Miike’s sheer prolificity, and the relative ease with which his early bargain-bin output made it to foreign distributors, has created a momentum of its own, generating an archive of films ripe for academic dissection, many with elements that foreshadow his later, better-known works. Mes alludes to a growing number of student dissertations on Miike, for which this glossy collection of 35 essays will be a citational godsend.

As the subtitle “A Decade of Writing on Takashi Miike” makes clear, Re-Agitator collates whatever Mes has done Miike-wise in the last ten years, rather than whatever Miike has done himself. As a result, there are accounts of films already covered in the previous book, and a few regrettable omissions – I had really been looking forward to reading what Mes had to say about the bonkers Ace Attorney: The Movie, but with no DVD release abroad, nobody has yet paid Mes to put his thoughts down on paper. I confess to being a little crestfallen that Re-Agitator is not a sequel to the first book, going into similar depth about the thirty-odd films that Miike has made since 2002’s Deadly Outlaw: Rekka. My hopes, then, for close textual analyses of such recent oddities as the juvenile Ninja Kids, or the baffling K-tai Detective 7, have been dashed. But as Mes swiftly points out in his introduction, Agitator was a book of its time, written by an author who did not dare believe that anyone would ever get to see most of these films, and assuming that his account of them might be the only place their artistic heritage would be preserved in the English language.

A decade later, Miike’s works are not only well-represented on subtitled DVD in the West, but often with liner notes by Mes himself, many of which are collected in Re-Agitator. If you are interested in learning more about the guy who made Hara Kiri, then Re-Agitator is as good a place to start as you can hope for. The essays are often rather short, rarely taking up more than two pages, and eschew Agitator’s wordy plot synopses in favour of punchy, pithy assessments of each film within the context of Miike’s work as a whole. They jostle for space with witty accounts of adrenaline-fuelled film festival appearances and longer excursions into Miike’s use of sex, gore or violence.

The book is also lavishly illustrated on quality paper, with superb stills and production photographs, including a whole gallery of beautiful images from the set of Sukiyaki Western Django, donated by Miike’s long-time collaborator Christian Storms. Like Mes’s earlier book on Miike, it is shamefully gorgeous. I speak from bitter experience – the Japanese can be their own worst enemies when it comes to picture rights, and many a book on Japanese pop culture has been dragged, screaming, into text-only tedium by rights-holders who do not see the value in handing over decent images to plug their product. As with his other notable book on Shinya Tsukamoto, Mes goes the extra mile to put images on the pages, imparting a palpable classiness to Miike’s output.
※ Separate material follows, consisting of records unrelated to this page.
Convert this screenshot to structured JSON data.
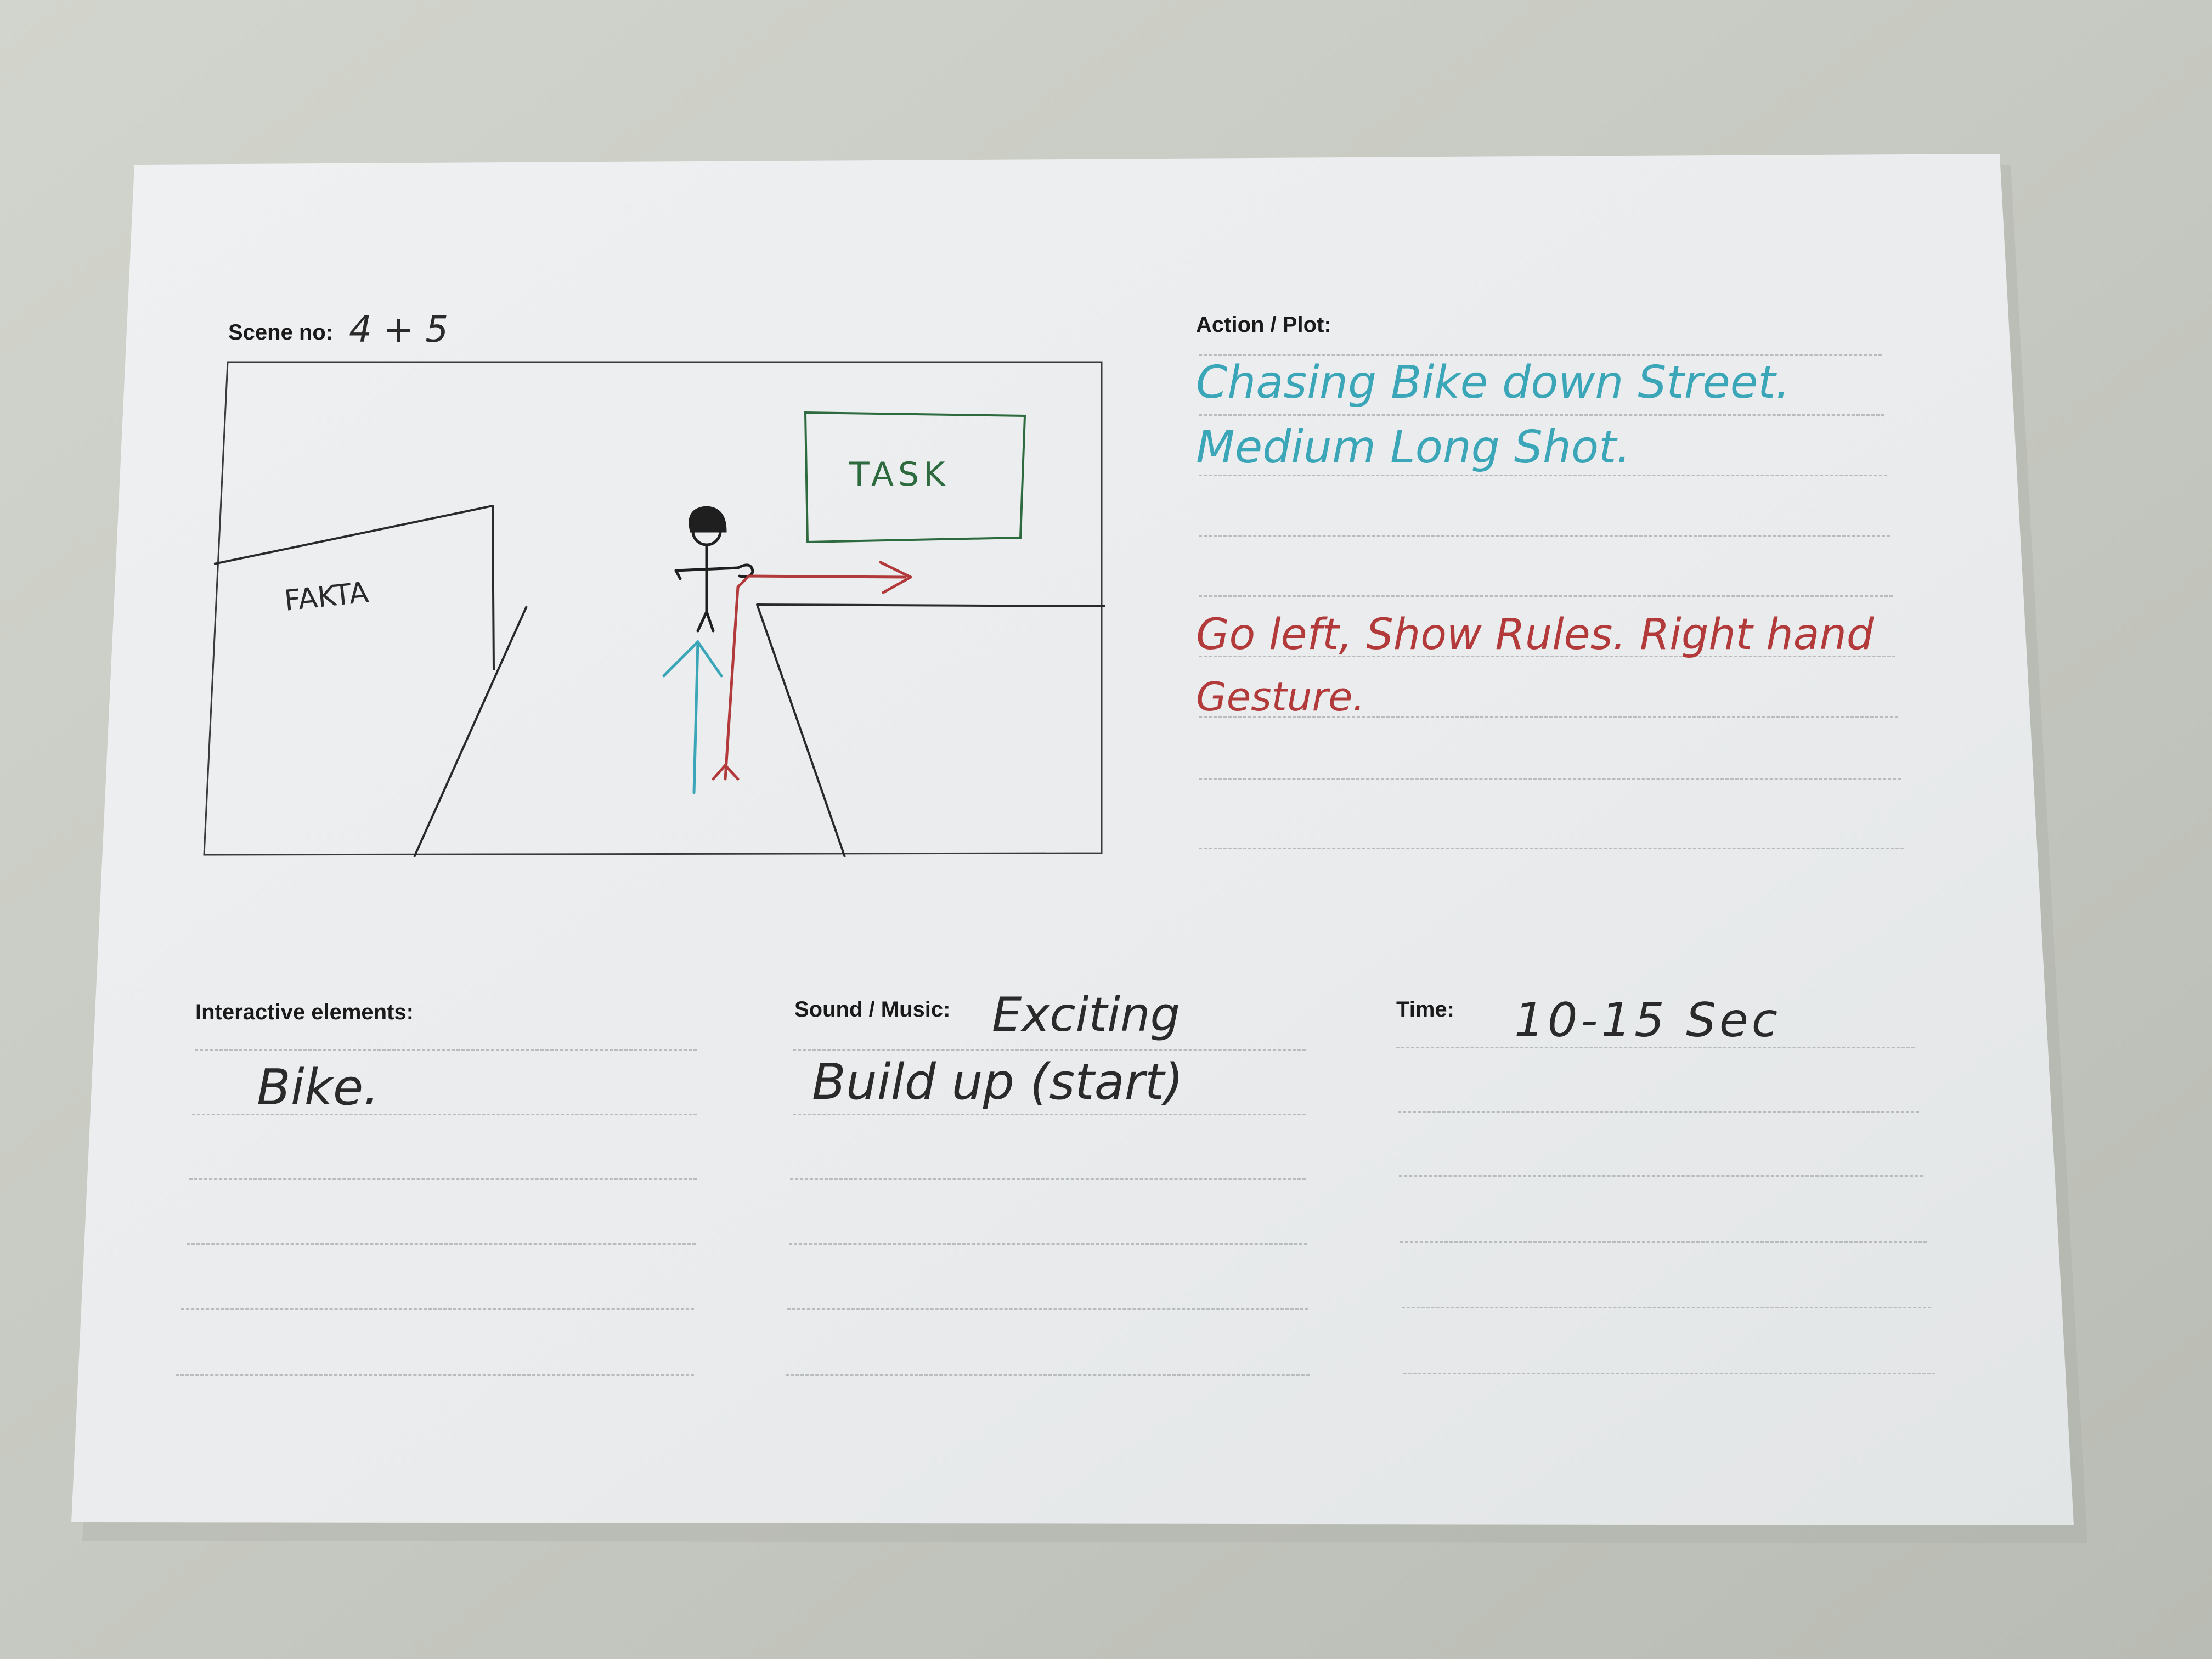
{
  "scene": {
    "label": "Scene no:",
    "value": "4 + 5"
  },
  "sketch": {
    "fakta_label": "FAKTA",
    "task_label": "TASK"
  },
  "action": {
    "label": "Action / Plot:",
    "lines_teal": [
      "Chasing Bike down Street.",
      "Medium Long Shot."
    ],
    "lines_red": [
      "Go left, Show Rules. Right hand",
      "Gesture."
    ]
  },
  "interactive": {
    "label": "Interactive elements:",
    "value": "Bike."
  },
  "sound": {
    "label": "Sound / Music:",
    "line1": "Exciting",
    "line2": "Build up (start)"
  },
  "time": {
    "label": "Time:",
    "value": "10-15 Sec"
  },
  "colors": {
    "paper": "#eceef0",
    "desk": "#c9ccc4",
    "ink_black": "#2a2a2a",
    "ink_teal": "#3aa6b8",
    "ink_red": "#b23a3a",
    "ink_green": "#2d6b3e"
  }
}
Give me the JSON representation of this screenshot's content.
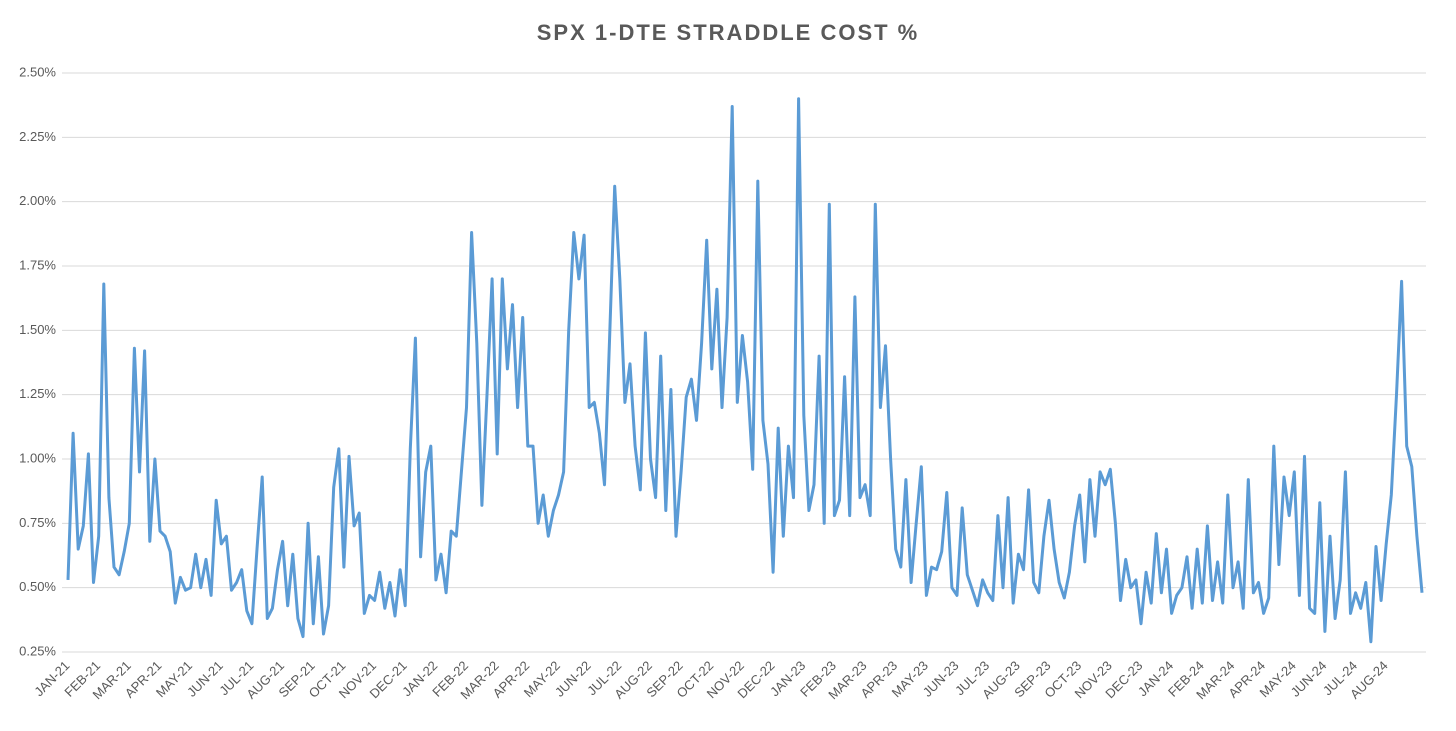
{
  "chart_data": {
    "type": "line",
    "title": "SPX 1-DTE STRADDLE COST %",
    "categories": [
      "JAN-21",
      null,
      null,
      null,
      null,
      null,
      "FEB-21",
      null,
      null,
      null,
      null,
      null,
      "MAR-21",
      null,
      null,
      null,
      null,
      null,
      "APR-21",
      null,
      null,
      null,
      null,
      null,
      "MAY-21",
      null,
      null,
      null,
      null,
      null,
      "JUN-21",
      null,
      null,
      null,
      null,
      null,
      "JUL-21",
      null,
      null,
      null,
      null,
      null,
      "AUG-21",
      null,
      null,
      null,
      null,
      null,
      "SEP-21",
      null,
      null,
      null,
      null,
      null,
      "OCT-21",
      null,
      null,
      null,
      null,
      null,
      "NOV-21",
      null,
      null,
      null,
      null,
      null,
      "DEC-21",
      null,
      null,
      null,
      null,
      null,
      "JAN-22",
      null,
      null,
      null,
      null,
      null,
      "FEB-22",
      null,
      null,
      null,
      null,
      null,
      "MAR-22",
      null,
      null,
      null,
      null,
      null,
      "APR-22",
      null,
      null,
      null,
      null,
      null,
      "MAY-22",
      null,
      null,
      null,
      null,
      null,
      "JUN-22",
      null,
      null,
      null,
      null,
      null,
      "JUL-22",
      null,
      null,
      null,
      null,
      null,
      "AUG-22",
      null,
      null,
      null,
      null,
      null,
      "SEP-22",
      null,
      null,
      null,
      null,
      null,
      "OCT-22",
      null,
      null,
      null,
      null,
      null,
      "NOV-22",
      null,
      null,
      null,
      null,
      null,
      "DEC-22",
      null,
      null,
      null,
      null,
      null,
      "JAN-23",
      null,
      null,
      null,
      null,
      null,
      "FEB-23",
      null,
      null,
      null,
      null,
      null,
      "MAR-23",
      null,
      null,
      null,
      null,
      null,
      "APR-23",
      null,
      null,
      null,
      null,
      null,
      "MAY-23",
      null,
      null,
      null,
      null,
      null,
      "JUN-23",
      null,
      null,
      null,
      null,
      null,
      "JUL-23",
      null,
      null,
      null,
      null,
      null,
      "AUG-23",
      null,
      null,
      null,
      null,
      null,
      "SEP-23",
      null,
      null,
      null,
      null,
      null,
      "OCT-23",
      null,
      null,
      null,
      null,
      null,
      "NOV-23",
      null,
      null,
      null,
      null,
      null,
      "DEC-23",
      null,
      null,
      null,
      null,
      null,
      "JAN-24",
      null,
      null,
      null,
      null,
      null,
      "FEB-24",
      null,
      null,
      null,
      null,
      null,
      "MAR-24",
      null,
      null,
      null,
      null,
      null,
      "APR-24",
      null,
      null,
      null,
      null,
      null,
      "MAY-24",
      null,
      null,
      null,
      null,
      null,
      "JUN-24",
      null,
      null,
      null,
      null,
      null,
      "JUL-24",
      null,
      null,
      null,
      null,
      null,
      "AUG-24",
      null,
      null,
      null,
      null,
      null,
      null,
      null
    ],
    "series": [
      {
        "name": "SPX 1-DTE Straddle Cost",
        "color": "#5b9bd5",
        "values": [
          0.53,
          1.1,
          0.65,
          0.74,
          1.02,
          0.52,
          0.7,
          1.68,
          0.85,
          0.58,
          0.55,
          0.64,
          0.75,
          1.43,
          0.95,
          1.42,
          0.68,
          1.0,
          0.72,
          0.7,
          0.64,
          0.44,
          0.54,
          0.49,
          0.5,
          0.63,
          0.5,
          0.61,
          0.47,
          0.84,
          0.67,
          0.7,
          0.49,
          0.52,
          0.57,
          0.41,
          0.36,
          0.65,
          0.93,
          0.38,
          0.42,
          0.57,
          0.68,
          0.43,
          0.63,
          0.38,
          0.31,
          0.75,
          0.36,
          0.62,
          0.32,
          0.43,
          0.89,
          1.04,
          0.58,
          1.01,
          0.74,
          0.79,
          0.4,
          0.47,
          0.45,
          0.56,
          0.42,
          0.52,
          0.39,
          0.57,
          0.43,
          1.04,
          1.47,
          0.62,
          0.95,
          1.05,
          0.53,
          0.63,
          0.48,
          0.72,
          0.7,
          0.95,
          1.2,
          1.88,
          1.45,
          0.82,
          1.25,
          1.7,
          1.02,
          1.7,
          1.35,
          1.6,
          1.2,
          1.55,
          1.05,
          1.05,
          0.75,
          0.86,
          0.7,
          0.8,
          0.86,
          0.95,
          1.5,
          1.88,
          1.7,
          1.87,
          1.2,
          1.22,
          1.1,
          0.9,
          1.47,
          2.06,
          1.7,
          1.22,
          1.37,
          1.05,
          0.88,
          1.49,
          1.0,
          0.85,
          1.4,
          0.8,
          1.27,
          0.7,
          0.95,
          1.24,
          1.31,
          1.15,
          1.45,
          1.85,
          1.35,
          1.66,
          1.2,
          1.55,
          2.37,
          1.22,
          1.48,
          1.3,
          0.96,
          2.08,
          1.15,
          0.98,
          0.56,
          1.12,
          0.7,
          1.05,
          0.85,
          2.4,
          1.17,
          0.8,
          0.9,
          1.4,
          0.75,
          1.99,
          0.78,
          0.84,
          1.32,
          0.78,
          1.63,
          0.85,
          0.9,
          0.78,
          1.99,
          1.2,
          1.44,
          1.0,
          0.65,
          0.58,
          0.92,
          0.52,
          0.75,
          0.97,
          0.47,
          0.58,
          0.57,
          0.64,
          0.87,
          0.5,
          0.47,
          0.81,
          0.55,
          0.49,
          0.43,
          0.53,
          0.48,
          0.45,
          0.78,
          0.5,
          0.85,
          0.44,
          0.63,
          0.57,
          0.88,
          0.52,
          0.48,
          0.7,
          0.84,
          0.65,
          0.52,
          0.46,
          0.56,
          0.74,
          0.86,
          0.6,
          0.92,
          0.7,
          0.95,
          0.9,
          0.96,
          0.75,
          0.45,
          0.61,
          0.5,
          0.53,
          0.36,
          0.56,
          0.44,
          0.71,
          0.48,
          0.65,
          0.4,
          0.47,
          0.5,
          0.62,
          0.42,
          0.65,
          0.44,
          0.74,
          0.45,
          0.6,
          0.44,
          0.86,
          0.5,
          0.6,
          0.42,
          0.92,
          0.48,
          0.52,
          0.4,
          0.46,
          1.05,
          0.59,
          0.93,
          0.78,
          0.95,
          0.47,
          1.01,
          0.42,
          0.4,
          0.83,
          0.33,
          0.7,
          0.38,
          0.53,
          0.95,
          0.4,
          0.48,
          0.42,
          0.52,
          0.29,
          0.66,
          0.45,
          0.67,
          0.86,
          1.25,
          1.69,
          1.05,
          0.97,
          0.7,
          0.48
        ]
      }
    ],
    "ylim": [
      0.25,
      2.5
    ],
    "yticks": [
      {
        "value": 0.25,
        "label": "0.25%"
      },
      {
        "value": 0.5,
        "label": "0.50%"
      },
      {
        "value": 0.75,
        "label": "0.75%"
      },
      {
        "value": 1.0,
        "label": "1.00%"
      },
      {
        "value": 1.25,
        "label": "1.25%"
      },
      {
        "value": 1.5,
        "label": "1.50%"
      },
      {
        "value": 1.75,
        "label": "1.75%"
      },
      {
        "value": 2.0,
        "label": "2.00%"
      },
      {
        "value": 2.25,
        "label": "2.25%"
      },
      {
        "value": 2.5,
        "label": "2.50%"
      }
    ],
    "grid": true
  }
}
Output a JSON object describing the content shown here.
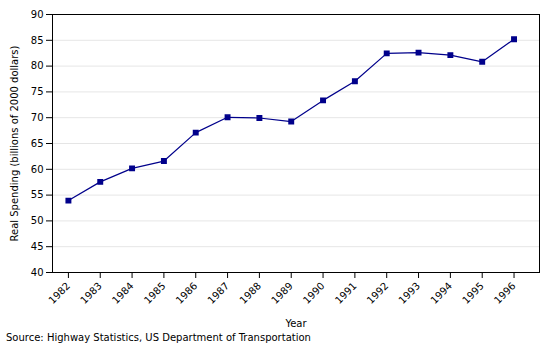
{
  "chart_data": {
    "type": "line",
    "x": [
      1982,
      1983,
      1984,
      1985,
      1986,
      1987,
      1988,
      1989,
      1990,
      1991,
      1992,
      1993,
      1994,
      1995,
      1996
    ],
    "values": [
      53.93563897,
      57.5650107,
      60.18378585,
      61.59624016,
      67.10581327,
      70.07597397,
      69.94196489,
      69.25092363,
      73.35607659,
      77.0723469,
      82.46640341,
      82.60537953,
      82.12711579,
      80.83048675,
      85.21740054
    ],
    "color": "#00008B",
    "marker": "square",
    "xlabel": "Year",
    "ylabel": "Real Spending (billions of 2000 dollars)",
    "xlim": [
      1981.5,
      1996.8
    ],
    "xticks": [
      1982,
      1983,
      1984,
      1985,
      1986,
      1987,
      1988,
      1989,
      1990,
      1991,
      1992,
      1993,
      1994,
      1995,
      1996
    ],
    "ylim": [
      40,
      90
    ],
    "yticks": [
      40,
      45,
      50,
      55,
      60,
      65,
      70,
      75,
      80,
      85,
      90
    ],
    "grid": true,
    "source": "Source: Highway Statistics, US Department of Transportation"
  }
}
Mes’s essays often assert that Miike has been misunderstood or misrepresented abroad, by both his supporters and detractors. It is interesting to read, for example, of the extended Japanese cut of his wonderful 13 Assassins, which Mes nobly argues is less high-brow, more scatological and humorous, and to my ears at least, somewhat less good than the acclaimed international version. There is an interview with the director himself about the ghostly Great Yokai War, and intriguing pieces on several Miike movies that I have never even heard of – it’s tough keeping up with them all.

The end result is a thing that borders on coffee-table beauty, although you might like to skip the foreword by the aforementioned Storms, which is by turns aggressive, defensive and condescending, and strikes an unnecessarily negative note at the beginning of an otherwise joyous book.

Re-Agitator: A Decade of Writing on Takashi Miike, by Tom Mes, is out now in hardback from FAB Press.